Things will only get worse. From Mark Steyn:
Take human cloning. It's all but certain that within a decade it will be available and affordable. Not in Trois-Rivières, nor even in Seoul, where the first cloned dog made his debut a few weeks back, but surely in some jurisdiction somewhere or other. Will there be clients anxious to take advantage of it? Undoubtedly. Not just billionaire kooks, but also the likes of Barrie and Tony, a couple from Chelmsford in southern England. They'd been trying for a baby for some time, but nothing seemed to work. Then it occurred to them this might be because they're both men. So in 1999 they bought four eggs from one woman, co-mingled their sperm in a beaker and shipped it to a second woman in the United States who for two-hundred grand managed to find a rare nine-month vacancy in her fallopian timeshare. The resulting twins were born in California and, in a landmark court decision, Barrie and Tony became the first couple to both be named as father on the birth certificate, though neither mother rated a credit. Nor the turkey baster.
That would seem to be in defiance of what we used quaintly to call "the facts of life." But who cares about biology? As Hester Lessard, the eminently eminent law professor at the University of Victoria, has argued, "biological" concepts of parenthood are "an increasingly fictional creation narrative" that "legitimates a heterosexual view of the family." And we wouldn't want that, would we? Which is why earlier this year the Province of Ontario passed Bill 171 abolishing the words "husband," "wife," "widow," "widower," "man" and "woman" from its laws--and not just the words but the very concept of gender.
More:
Meanwhile, the ever more elderly Japanese and Europeans and Canadians will go on--and on and on, like the joke about the gnarled old rustic and the axe he's had for 70 years: he's replaced the blade seven times and the handle four times, but it's still the same old trusty axe. We will have achieved man's victory over death, not in the sense our ancestors meant it--the assurance of eternal life in the unseen world--but in the here and now.
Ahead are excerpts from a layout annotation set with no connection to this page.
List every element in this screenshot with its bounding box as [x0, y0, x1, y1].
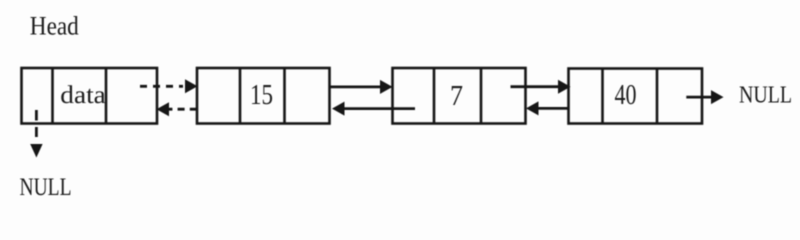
svg-text:7: 7: [450, 80, 463, 112]
svg-text:40: 40: [615, 79, 637, 111]
svg-text:NULL: NULL: [20, 172, 72, 201]
svg-text:data: data: [60, 80, 106, 109]
svg-text:Head: Head: [30, 11, 79, 40]
svg-text:NULL: NULL: [739, 83, 792, 109]
svg-text:15: 15: [250, 79, 273, 111]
Which is what it's all about, isn't it? An eternal present tense.
Think I'm kidding? Compare the suspicion and denigration of genetically modified foods to what's mostly either enthusiasm for or indifference to genetically modified people. Mess with our vegetables, we'll burn down your factory. Mess with us, and we pass you our credit card. And by the time we wonder whether it was all such a smart idea it'll be the clones who have the Platinum Visa cards.
"Mess with our vegetables, we'll burn down your factory. Mess with us, and we pass you our credit card."
Awesome line, I'll have to use that one some day.